Zahl der Gewalttaten gegen Geflüchtete ist weiter auf hohem Niveau
Amadeu-Antonio-Stiftung verzeichnet zwischen 2015 und 2019 mehr als 11.200 Fälle rechter Gewalt gegen Schutzsuchende. Die Statistik des BKA ist demnach unvollständig.
Die Gewalt gegen Geflüchtete in Deutschland befindet sich weiter auf einem hohen Niveau. Das geht aus der Langzeitauswertung Leben in Gefahr der Amadeu-Antonio-Stiftung hervor. Zwischen Anfang 2015 und Ende 2019 kam es demnach zu insgesamt 11.257 Fällen von Gewalt (10.908 Übergriffe und 349 Verdachtsfälle), die in der Chronik flüchtlingsfeindlicher Vorfälle von Pro Asyl und der Amadeu-Antonio-Stiftung dokumentiert sind. Darunter 267 Brandanschläge, 1.895 Körperverletzungen und 8.765 sonstige Übergriffe, dazu zählen unter anderem versuchte Körperverletzungen und rassistische Schmierereien.
Rassismus und Antisemitismus seien die Motive, heißt es in einem Geleitwort des Verbandes der Beratungsstellen für Betroffene rechter, rassistischer und antisemitischer Gewalt (VBRG) zu der Auswertung – "sowohl in der rassistischen Straßengewalt ab 2014 als auch im Rechtsterrorismus von Kassel, Halle und Hanau". Die Täterinnen und Täter inszenierten sich als Verteidiger eines vermeintlich durch Einwanderung existenziell bedrohten Deutschlands.
Die Monate von Herbst 2015 bis Sommer 2016 waren der Auswertung zufolge besonders gewaltsam. In Sachsen – laut Amadeu-Antonio-Stiftung das für Geflüchtete gefährlichste Bundesland – kam es im Jahr 2015 zu 25 Brandanschläge, 64 Körperverletzungen und 162 sonstigen Übergriffen. 2016 waren es 15 Brandanschläge, 104 Körperverletzungen und 346 sonstige Übergriffe. Als Ausgangspunkt der Pegida-Bewegung sei Dresden "das Epizentrum der bundesweiten Hetzkampagne gegen Geflüchtete".

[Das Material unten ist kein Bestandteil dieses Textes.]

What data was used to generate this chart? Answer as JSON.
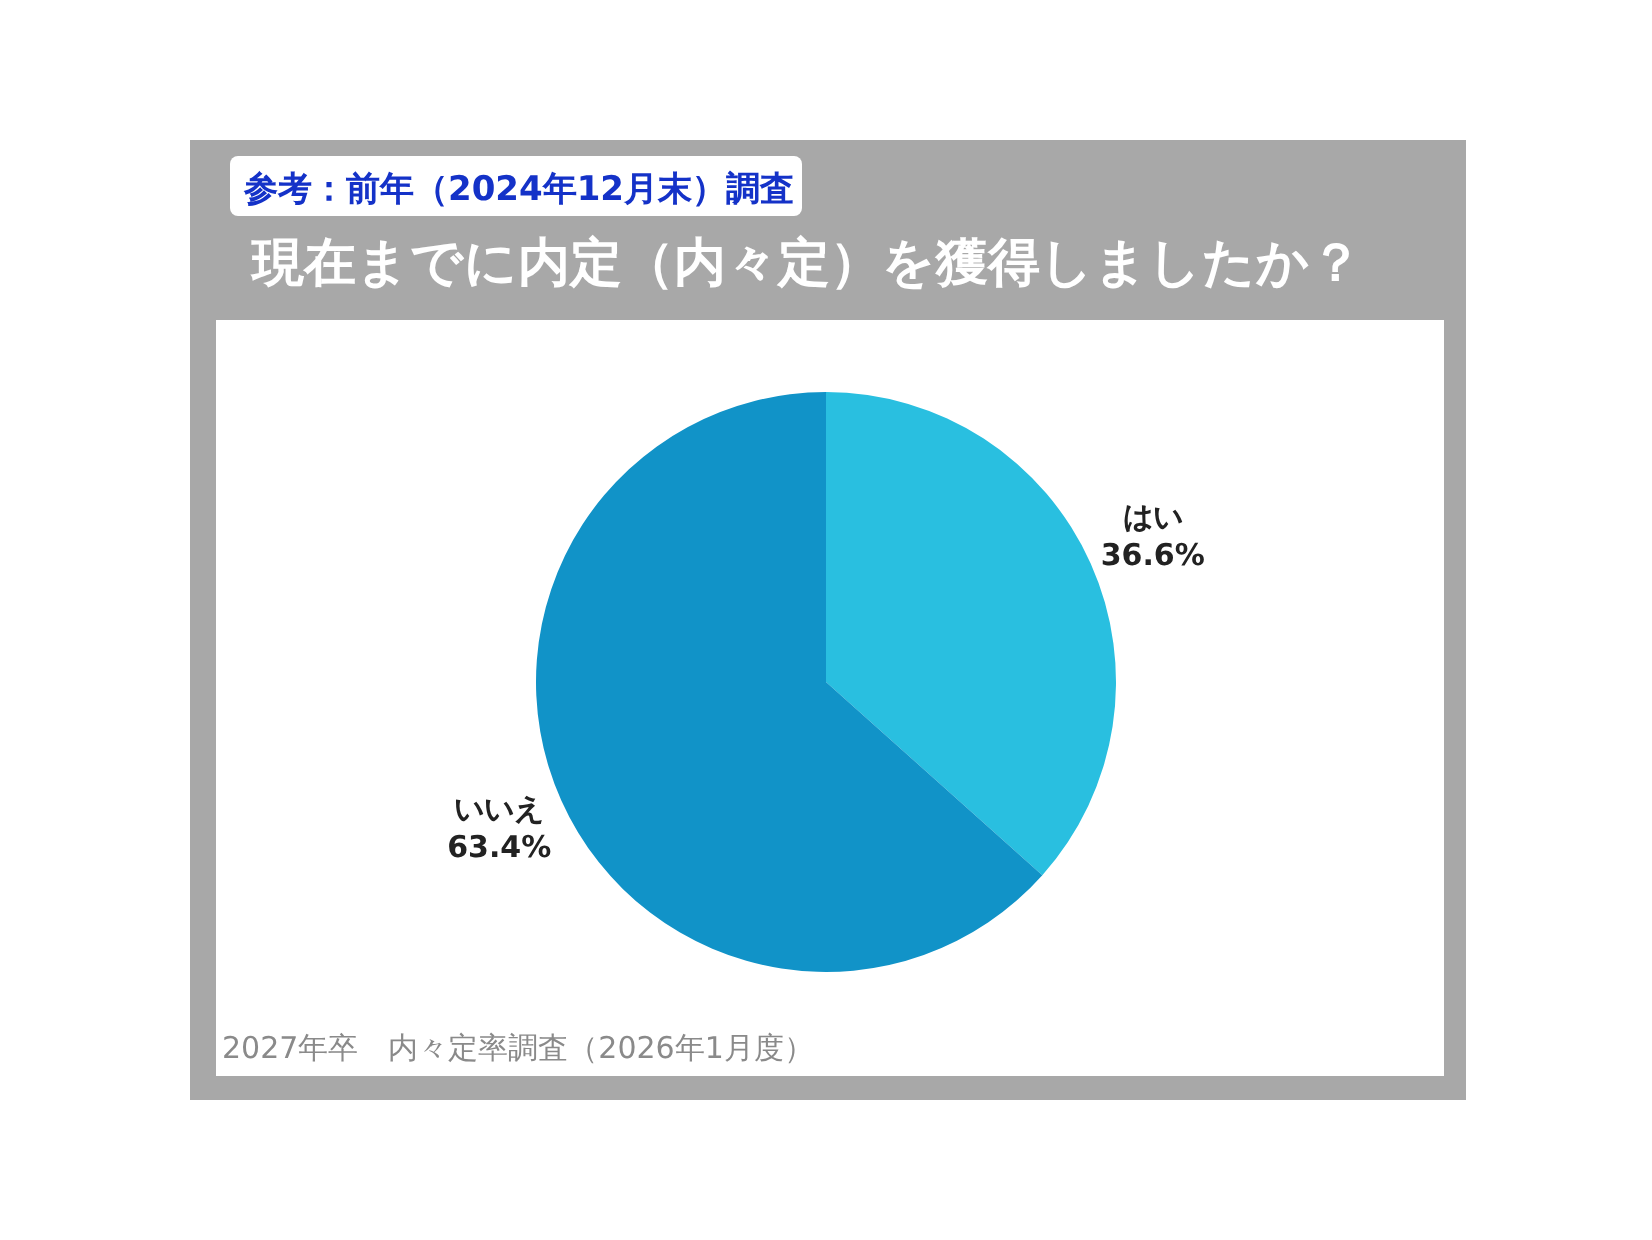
{
  "chart_data": {
    "type": "pie",
    "title": "現在までに内定（内々定）を獲得しましたか？",
    "subtitle": "参考：前年（2024年12月末）調査",
    "categories": [
      "はい",
      "いいえ"
    ],
    "values": [
      36.6,
      63.4
    ],
    "colors": [
      "#29bfe0",
      "#1193c8"
    ],
    "value_labels": [
      "36.6%",
      "63.4%"
    ],
    "annotations": [
      "2027年卒　内々定率調査（2026年1月度）"
    ]
  }
}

Im Verhältnis zur Zahl seiner 2,5 Millionen Einwohnerinnen und Einwohner verzeichnete Brandenburg im untersuchten Zeitraum die meisten Übergriffe auf Asylsuchende: 1.212, Verdachtsfälle und Kundgebungen nicht miteinbezogen. Schwerpunktregionen rechter Gewalt sind demnach unter anderem Cottbus und die Uckermark.
Während die Öffentlichkeit vor allem auf die organisierte Rechte in den Ostländern schaue, existiere auch in Baden-Württemberg "seit Jahrzehnten weitgehend unbehelligt" eine rechte Szene, heißt es. Im Rems-Murr-Kreis kam es demnach 2015 landesweit zu den meisten Übergriffen auf Geflüchtete, darunter ein Brandanschlag auf eine geplante Asylunterkunft. Am Neujahrsmorgen 2019 legten Unbekannte im selben Landkreis Feuer auf dem Balkon eines Hauses, in dem eine geflüchtete Familie lebte.
Bundesweit war die Zahl der Übergriffe im Jahr 2019 rückläufig – nur Nordrhein-Westfalen verzeichnete der Auswertung zufolge mehr Angriffe als im Vorjahr. Am 9. Oktober etwa – dem Tag des Anschlags von Halle – schossen Unbekannte in Zülpich auf ein Fenster eines Hauses, in dem eine geflüchtete Familie lebte. Verletzt wurde niemand.
Für 2020 zählt die Stiftung bislang 1.700 Fälle, zehn mehr als das Bundeskriminalamt. Die Zahlen seien aber noch nicht vollständig überprüft.